Según explicó el diseñador, esta decisión no estuvo motivada por una caída puntual en las ventas, sino por un modelo económico que considera inviable en el contexto actual. Fernández lamentó haberse fundido por tercera vez en Argentina, en 2001, 2020 y ahora en 2025, lo que lo llevó a cerrar una unidad que empleaba a 14 personas y trabajaba con ocho talleres externos.
Uno de los puntos clave que Fernández señaló como determinante en esta situación fue la carga impositiva en Argentina. Con una presión impositiva del 52%, el diseñador considera imposible invertir y trabajar de manera sostenible. Comparó la situación local con la de otros países que han apostado por el diseño como industria estratégica, como España y Brasil, que hoy son potencias en moda. Fernández destacó la falta de acompañamiento y previsibilidad en el país, lo que ha terminado por erosionar la estructura productiva.
La decisión de replegarse a la alta costura responde, en gran medida, a una cuestión financiera. En este ámbito, Fernández destacó la diferencia en el esquema de trabajo entre el Prêt-à-porter y la alta costura. Mientras en el primero debía financiar colecciones completas y vender a plazos, en la alta costura la lógica es distinta: se invierte al recibir una seña, se compra la tela y se cobra al entregar el vestido. Esta dinámica permite resistir mejor un contexto de consumo débil, ya que la inversión inicial es menor y más controlada.
En relación a las importaciones, Fernández no se opuso a la apertura de importaciones pero cuestionó la velocidad y la falta de transición en el proceso. Destacó que la amplia apertura del mercado le genera preocupación, ya que las grandes marcas pueden bajar precios trayendo productos de China, perjudicando a los talleres y marcas locales.

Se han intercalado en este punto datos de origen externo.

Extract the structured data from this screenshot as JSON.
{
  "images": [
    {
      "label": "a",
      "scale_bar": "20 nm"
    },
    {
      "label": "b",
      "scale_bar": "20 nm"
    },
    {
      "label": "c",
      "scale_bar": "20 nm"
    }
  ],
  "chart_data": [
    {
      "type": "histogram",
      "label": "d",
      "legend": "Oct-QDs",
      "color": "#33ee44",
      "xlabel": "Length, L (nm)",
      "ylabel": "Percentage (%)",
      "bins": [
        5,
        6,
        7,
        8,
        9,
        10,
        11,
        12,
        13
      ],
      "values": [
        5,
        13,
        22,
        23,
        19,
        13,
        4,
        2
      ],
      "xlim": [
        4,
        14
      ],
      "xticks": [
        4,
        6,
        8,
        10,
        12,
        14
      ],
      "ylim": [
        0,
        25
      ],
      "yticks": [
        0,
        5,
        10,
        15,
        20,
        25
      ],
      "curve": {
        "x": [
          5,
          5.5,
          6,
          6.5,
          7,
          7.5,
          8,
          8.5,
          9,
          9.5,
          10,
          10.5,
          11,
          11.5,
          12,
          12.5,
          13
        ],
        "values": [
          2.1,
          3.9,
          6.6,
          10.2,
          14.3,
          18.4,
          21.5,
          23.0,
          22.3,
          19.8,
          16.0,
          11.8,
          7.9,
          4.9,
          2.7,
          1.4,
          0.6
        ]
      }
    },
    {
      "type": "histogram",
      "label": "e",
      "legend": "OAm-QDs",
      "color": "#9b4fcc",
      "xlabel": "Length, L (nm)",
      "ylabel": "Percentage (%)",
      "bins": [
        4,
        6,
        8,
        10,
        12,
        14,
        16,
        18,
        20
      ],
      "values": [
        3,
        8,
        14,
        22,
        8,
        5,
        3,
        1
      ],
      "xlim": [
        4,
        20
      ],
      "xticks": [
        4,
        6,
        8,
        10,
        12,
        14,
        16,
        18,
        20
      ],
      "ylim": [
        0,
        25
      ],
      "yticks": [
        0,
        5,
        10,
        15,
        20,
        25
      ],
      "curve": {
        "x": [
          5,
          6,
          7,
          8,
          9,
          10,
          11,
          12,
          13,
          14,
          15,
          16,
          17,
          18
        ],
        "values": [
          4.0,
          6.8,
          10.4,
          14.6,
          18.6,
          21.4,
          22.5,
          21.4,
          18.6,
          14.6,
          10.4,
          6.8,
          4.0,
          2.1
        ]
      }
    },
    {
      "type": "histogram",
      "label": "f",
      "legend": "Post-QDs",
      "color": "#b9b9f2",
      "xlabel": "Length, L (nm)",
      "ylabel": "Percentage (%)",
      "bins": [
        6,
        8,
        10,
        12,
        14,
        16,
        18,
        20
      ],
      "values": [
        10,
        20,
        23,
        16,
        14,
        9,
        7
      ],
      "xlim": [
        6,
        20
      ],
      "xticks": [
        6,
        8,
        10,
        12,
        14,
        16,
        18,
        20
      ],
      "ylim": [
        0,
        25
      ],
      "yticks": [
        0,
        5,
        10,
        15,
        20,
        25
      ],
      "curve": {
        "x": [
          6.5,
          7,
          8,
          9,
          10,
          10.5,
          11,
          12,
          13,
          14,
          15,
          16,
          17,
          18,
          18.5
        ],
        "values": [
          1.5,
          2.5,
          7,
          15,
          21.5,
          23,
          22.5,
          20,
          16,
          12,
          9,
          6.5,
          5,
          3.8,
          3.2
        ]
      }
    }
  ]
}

El diseñador también reconoció que los precios locales eran elevados, atribuyéndolo a costos laborales formales y una presión impositiva excepcionalmente alta. En este sentido, destacó que los precios no eran delirantes sin motivo, sino que respondían a una estructura de costos específica.
El testimonio de Benito Fernández se enmarca en una crisis más amplia de la industria textil-indumentaria en Argentina. En las últimas semanas se han conocido cierres de plantas, suspensiones y despidos en empresas históricas del sector, debido a la caída del consumo, mayores costos, competencia externa y falta de financiamiento.
A pesar del escenario adverso, Fernández dejó una puerta abierta a volver al mercado industrial si se generan condiciones más favorables, a través de franquicias o alianzas con socios. Por ahora, su enfoque estará concentrado en la alta costura y en las licencias de su marca, como perfumes, zapatillas y diseño de objetos.
En conclusión, la decisión de Benito Fernández de cerrar su línea de Prêt-à-porter y enfocarse en la alta costura refleja los desafíos que enfrenta la industria textil en Argentina. La carga impositiva, la competencia externa y la falta de apoyo al sector son algunas de las dificultades que los diseñadores y empresarios deben enfrentar en un contexto económico complejo.